< Prediker 1 >

1 De woorden van den prediker, den zoon van David, den koning te Jeruzalem.
As palavras do pregador, o filho de Davi, rei em Jerusalém:
2 Ijdelheid der ijdelheden, zegt de prediker; ijdelheid der ijdelheden, het is al ijdelheid.
“Vaidade das vaidades”, diz o pregador; “Vaidade das vaidades, tudo é vaidade”.
3 Wat voordeel heeft de mens van al zijn arbeid, dien hij arbeidt onder de zon?
O que o homem ganha com todo seu trabalho no qual ele trabalha sob o sol?
4 Het ene geslacht gaat, en het andere geslacht komt; maar de aarde staat in der eeuwigheid.
Uma geração vai, e outra geração vem; mas a terra permanece para sempre.
5 Ook rijst de zon op, en de zon gaat onder, en zij hijgt naar haar plaats, waar zij oprees.
O sol também se levanta, e o sol se põe, e se apressa para seu lugar onde nasce.
6 Zij gaat naar het zuiden, en zij gaat om naar het noorden; de wind gaat steeds omgaande, en de wind keert weder tot zijn omgangen.
O vento vai em direção ao sul, e se volta para o norte. Ele se vira continuamente enquanto vai, e o vento retorna novamente a seus cursos.
7 Al de beken gaan in de zee, nochtans wordt de zee niet vol; naar de plaats, waar de beken heengaan, derwaarts gaande keren zij weder.
Todos os rios correm para o mar, mas o mar não está cheio. Para o lugar onde os rios correm, lá eles correm novamente.
8 Al deze dingen worden zo moede, dat het niemand zou kunnen uitspreken; het oog wordt niet verzadigd met zien; en het oor wordt niet vervuld van horen.
Todas as coisas estão cheias de cansaço para além da pronúncia. O olho não se contenta em ver, nem o ouvido se enche de audição.
9 Hetgeen er geweest is, hetzelve zal er zijn, en hetgeen er gedaan is, hetzelve zal er gedaan worden; zodat er niets nieuws is onder de zon.
O que foi é o que deve ser, e o que foi feito é o que deve ser feito; e não há nada de novo sob o sol.
10 Is er enig ding, waarvan men zou kunnen zeggen: Ziet dat, het is nieuw? Het is alreeds geweest in de eeuwen, die voor ons geweest zijn.
Há alguma coisa da qual se possa dizer: “Eis que isto é novo?”. Já foi há muito tempo, nos tempos que nos antecederam.
11 Er is geen gedachtenis van de voorgaande dingen; en van de navolgende dingen, die zijn zullen, van dezelve zal ook geen gedachtenis zijn bij degenen, die namaals wezen zullen.
Não há memória do primeiro; nem haverá memória do segundo que virá, entre os que virão depois.
12 Ik, prediker, was koning over Israel te Jeruzalem.
Eu, o Pregador, fui rei sobre Israel em Jerusalém.
13 En ik begaf mijn hart om met wijsheid te onderzoeken, en na te speuren al wat er geschiedt onder den hemel. Deze moeilijke bezigheid heeft God den kinderen der mensen gegeven, om zich daarin te bekommeren.
Eu apliquei meu coração para buscar e buscar com sabedoria tudo o que é feito sob o céu. É um fardo pesado que Deus deu aos filhos dos homens para serem afligidos.
14 Ik zag al de werken aan, die onder de zon geschieden; en ziet, het was al ijdelheid en kwelling des geestes.

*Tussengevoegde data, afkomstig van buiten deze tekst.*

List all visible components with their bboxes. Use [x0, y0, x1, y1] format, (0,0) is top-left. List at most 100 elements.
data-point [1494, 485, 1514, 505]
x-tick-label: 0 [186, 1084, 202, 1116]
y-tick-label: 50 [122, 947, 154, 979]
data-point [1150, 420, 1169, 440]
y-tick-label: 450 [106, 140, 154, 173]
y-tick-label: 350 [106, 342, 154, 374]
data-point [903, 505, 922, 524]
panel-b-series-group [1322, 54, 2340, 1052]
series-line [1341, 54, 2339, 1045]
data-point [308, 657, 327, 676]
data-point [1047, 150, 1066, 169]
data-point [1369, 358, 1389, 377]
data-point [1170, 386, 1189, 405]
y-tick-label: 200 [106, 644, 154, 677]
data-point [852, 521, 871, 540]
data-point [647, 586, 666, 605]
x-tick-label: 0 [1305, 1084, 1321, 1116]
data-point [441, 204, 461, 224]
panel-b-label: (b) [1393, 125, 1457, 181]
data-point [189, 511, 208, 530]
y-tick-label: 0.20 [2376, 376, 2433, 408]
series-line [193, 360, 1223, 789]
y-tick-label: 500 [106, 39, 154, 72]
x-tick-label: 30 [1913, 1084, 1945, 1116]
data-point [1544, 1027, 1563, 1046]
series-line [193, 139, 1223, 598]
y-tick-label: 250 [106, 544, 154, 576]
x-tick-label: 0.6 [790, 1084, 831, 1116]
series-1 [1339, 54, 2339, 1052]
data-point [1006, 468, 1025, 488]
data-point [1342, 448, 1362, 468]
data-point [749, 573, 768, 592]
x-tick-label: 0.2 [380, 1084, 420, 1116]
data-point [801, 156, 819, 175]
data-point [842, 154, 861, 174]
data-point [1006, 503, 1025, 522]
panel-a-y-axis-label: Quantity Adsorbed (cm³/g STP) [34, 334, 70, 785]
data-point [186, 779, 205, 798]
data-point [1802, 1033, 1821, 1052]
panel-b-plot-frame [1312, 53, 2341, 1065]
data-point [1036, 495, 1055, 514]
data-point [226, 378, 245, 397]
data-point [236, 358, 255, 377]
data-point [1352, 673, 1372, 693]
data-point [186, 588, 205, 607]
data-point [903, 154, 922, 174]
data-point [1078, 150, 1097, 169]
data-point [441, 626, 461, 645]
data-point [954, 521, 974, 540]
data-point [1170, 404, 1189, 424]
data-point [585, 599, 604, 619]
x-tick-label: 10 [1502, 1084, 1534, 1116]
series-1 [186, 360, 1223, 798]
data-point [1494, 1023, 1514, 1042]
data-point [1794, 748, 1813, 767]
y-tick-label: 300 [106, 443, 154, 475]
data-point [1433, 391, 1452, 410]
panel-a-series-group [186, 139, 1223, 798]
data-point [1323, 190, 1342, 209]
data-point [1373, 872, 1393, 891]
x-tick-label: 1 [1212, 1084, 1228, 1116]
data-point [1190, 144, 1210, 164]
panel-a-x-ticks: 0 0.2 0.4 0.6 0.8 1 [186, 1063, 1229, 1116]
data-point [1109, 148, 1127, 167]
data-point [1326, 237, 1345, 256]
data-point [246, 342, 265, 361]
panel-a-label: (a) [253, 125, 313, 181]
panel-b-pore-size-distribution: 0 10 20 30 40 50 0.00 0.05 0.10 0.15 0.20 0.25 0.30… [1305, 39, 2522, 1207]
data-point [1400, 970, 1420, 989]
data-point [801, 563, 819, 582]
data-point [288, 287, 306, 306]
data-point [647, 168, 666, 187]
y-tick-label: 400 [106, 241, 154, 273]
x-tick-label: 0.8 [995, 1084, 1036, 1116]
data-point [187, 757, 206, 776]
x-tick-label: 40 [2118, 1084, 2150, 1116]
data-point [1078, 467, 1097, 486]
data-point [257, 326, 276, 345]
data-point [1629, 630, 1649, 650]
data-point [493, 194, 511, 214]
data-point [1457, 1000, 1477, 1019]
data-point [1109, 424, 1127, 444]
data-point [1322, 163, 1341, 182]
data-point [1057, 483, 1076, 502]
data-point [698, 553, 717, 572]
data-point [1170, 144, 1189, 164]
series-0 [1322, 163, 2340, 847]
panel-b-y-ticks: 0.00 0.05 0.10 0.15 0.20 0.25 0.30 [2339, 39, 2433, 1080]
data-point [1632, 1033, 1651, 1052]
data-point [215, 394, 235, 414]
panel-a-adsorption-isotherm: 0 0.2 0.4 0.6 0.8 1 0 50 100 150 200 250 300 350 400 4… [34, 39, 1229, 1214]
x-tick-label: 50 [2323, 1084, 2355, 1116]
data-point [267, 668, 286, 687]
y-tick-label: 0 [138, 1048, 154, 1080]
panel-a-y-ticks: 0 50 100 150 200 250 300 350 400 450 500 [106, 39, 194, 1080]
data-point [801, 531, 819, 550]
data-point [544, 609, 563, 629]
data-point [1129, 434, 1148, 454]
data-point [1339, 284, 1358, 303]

Vi todas as obras que são feitas sob o sol; e eis que tudo é vaidade e uma perseguição ao vento.
15 Het kromme kan niet recht gemaakt worden; en hetgeen ontbreekt, kan niet geteld worden.
O que é torto não pode ser reto; e o que está faltando não pode ser contado.
16 Ik sprak met mijn hart, zeggende: Zie, ik heb wijsheid vergroot en vermeerderd, boven allen, die voor mij te Jeruzalem geweest zijn; en mijn hart heeft veel wijsheid en wetenschap gezien.
Eu disse para mim mesmo: “Eis que obtive para mim uma grande sabedoria acima de tudo o que havia antes de mim em Jerusalém”. Sim, meu coração teve uma grande experiência de sabedoria e conhecimento”.
17 En ik begaf mijn hart om wijsheid en wetenschap te weten, onzinnigheden en dwaasheid; ik ben gewaar geworden, dat ook dit een kwelling des geestes is.
Eu apliquei meu coração para conhecer a sabedoria, e para conhecer a loucura e a loucura. Percebi que isto também era uma perseguição ao vento.
18 Want in veel wijsheid is veel verdriet; en die wetenschap vermeerdert, vermeerdert smart.
Pois em muita sabedoria há muita dor; e quem aumenta o conhecimento aumenta a dor.